Yohanes bertambah besar dan makin kuat rohnya

Fr. JohnSelama bertahun-tahun menjadi imam, saya memiliki pengalaman-pengalaman pastoral tertentu ketika mendampingi keluarga-keluarga muda, khususnya mereka yang pernikahannya saya berkati. Pada umumnya kalau ada kesempatan untuk bertemu dengan mereka, ada saja pengalaman-pengalaman unik untuk dibagikan bersama. Bagi mereka yang belum dikaruniai anak, biasanya mereka merindukannya. Mereka memohon doa, berziarah dan melakukan karya amal kasih tertentu. Saya selalu mengingatkan mereka bahwa tujuan hidup berkeluarga adalah supaya pasangan hidup itu sama-sama merasa bahagia. Anak adalah anugerah Tuhan sehingga apa yang mereka sedang lakukan itu baik adanya. Bagi mereka yang sudah memiliki anak, mereka memancarkan rasa bahagianya dan memohon supaya saya membaptis, selalu mendokan dan memberkatinya.

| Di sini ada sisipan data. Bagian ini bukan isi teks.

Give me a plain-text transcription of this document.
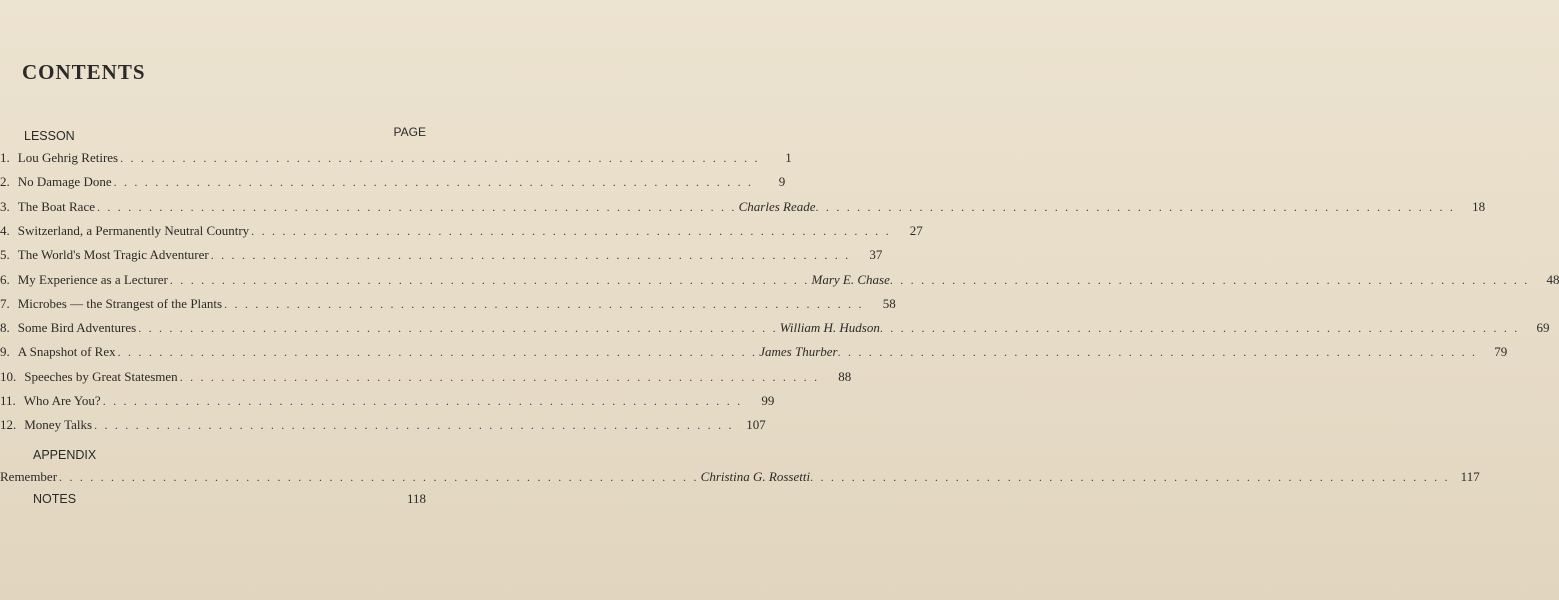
CONTENTS
LESSON	PAGE
1. Lou Gehrig Retires . . . . . . . . . . . . . . . . . . . . . . . . . . . . . . . . . . . . . . . . . . . . . . . . . . . . . . . . . . . . . .	1
2. No Damage Done . . . . . . . . . . . . . . . . . . . . . . . . . . . . . . . . . . . . . . . . . . . . . . . . . . . . . . . . . . . . . .	9
3. The Boat Race . . . . . . . . . . . . . . . . . . . . . . . . . . . . . . . . . . . . . . . . . . . . . . . . . . . . . . . . . . . . . . Charles Reade . . . . . . . . . . . . . . . . . . . . . . . . . . . . . . . . . . . . . . . . . . . . . . . . . . . . . . . . . . . . . .	18
4. Switzerland, a Permanently Neutral Country . . . . . . . . . . . . . . . . . . . . . . . . . . . . . . . . . . . . . . . . . . . . . . . . . . . . . . . . . . . . . .	27
5. The World's Most Tragic Adventurer . . . . . . . . . . . . . . . . . . . . . . . . . . . . . . . . . . . . . . . . . . . . . . . . . . . . . . . . . . . . . .	37
6. My Experience as a Lecturer . . . . . . . . . . . . . . . . . . . . . . . . . . . . . . . . . . . . . . . . . . . . . . . . . . . . . . . . . . . . . . Mary E. Chase . . . . . . . . . . . . . . . . . . . . . . . . . . . . . . . . . . . . . . . . . . . . . . . . . . . . . . . . . . . . . .	48
7. Microbes — the Strangest of the Plants . . . . . . . . . . . . . . . . . . . . . . . . . . . . . . . . . . . . . . . . . . . . . . . . . . . . . . . . . . . . . .	58
8. Some Bird Adventures . . . . . . . . . . . . . . . . . . . . . . . . . . . . . . . . . . . . . . . . . . . . . . . . . . . . . . . . . . . . . . William H. Hudson . . . . . . . . . . . . . . . . . . . . . . . . . . . . . . . . . . . . . . . . . . . . . . . . . . . . . . . . . . . . . .	69
9. A Snapshot of Rex . . . . . . . . . . . . . . . . . . . . . . . . . . . . . . . . . . . . . . . . . . . . . . . . . . . . . . . . . . . . . . James Thurber . . . . . . . . . . . . . . . . . . . . . . . . . . . . . . . . . . . . . . . . . . . . . . . . . . . . . . . . . . . . . .	79
10. Speeches by Great Statesmen . . . . . . . . . . . . . . . . . . . . . . . . . . . . . . . . . . . . . . . . . . . . . . . . . . . . . . . . . . . . . .	88
11. Who Are You? . . . . . . . . . . . . . . . . . . . . . . . . . . . . . . . . . . . . . . . . . . . . . . . . . . . . . . . . . . . . . .	99
12. Money Talks . . . . . . . . . . . . . . . . . . . . . . . . . . . . . . . . . . . . . . . . . . . . . . . . . . . . . . . . . . . . . . 107
APPENDIX
Remember . . . . . . . . . . . . . . . . . . . . . . . . . . . . . . . . . . . . . . . . . . . . . . . . . . . . . . . . . . . . . . Christina G. Rossetti . . . . . . . . . . . . . . . . . . . . . . . . . . . . . . . . . . . . . . . . . . . . . . . . . . . . . . . . . . . . . . 117
NOTES	118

Anaknya dilatih untuk menyapa saya “Uncle Romo”, ada juga yang lebih lucu lagi karena anaknya dilatih untuk memanggilku “Opa Romo”. Yah macam-macam sapaan penuh keakraban, tetapi yang terpenting adalah saya bangga melihat pasutri tertentu yang bahagia dalam perkawinannya. Ada juga pasangan suami istri yang masih berjuang untuk mencapai kebahagiaan bersama, saling mengenal lebih dalam lagi karena ternyata jatuh cinta yang sebenarnya itu terjadi saat sudah hidup bersama. Masing-masing orang menampilkan keasliannya. Itulah indahnya panggilan apabila dihayati dengan penuh kasih.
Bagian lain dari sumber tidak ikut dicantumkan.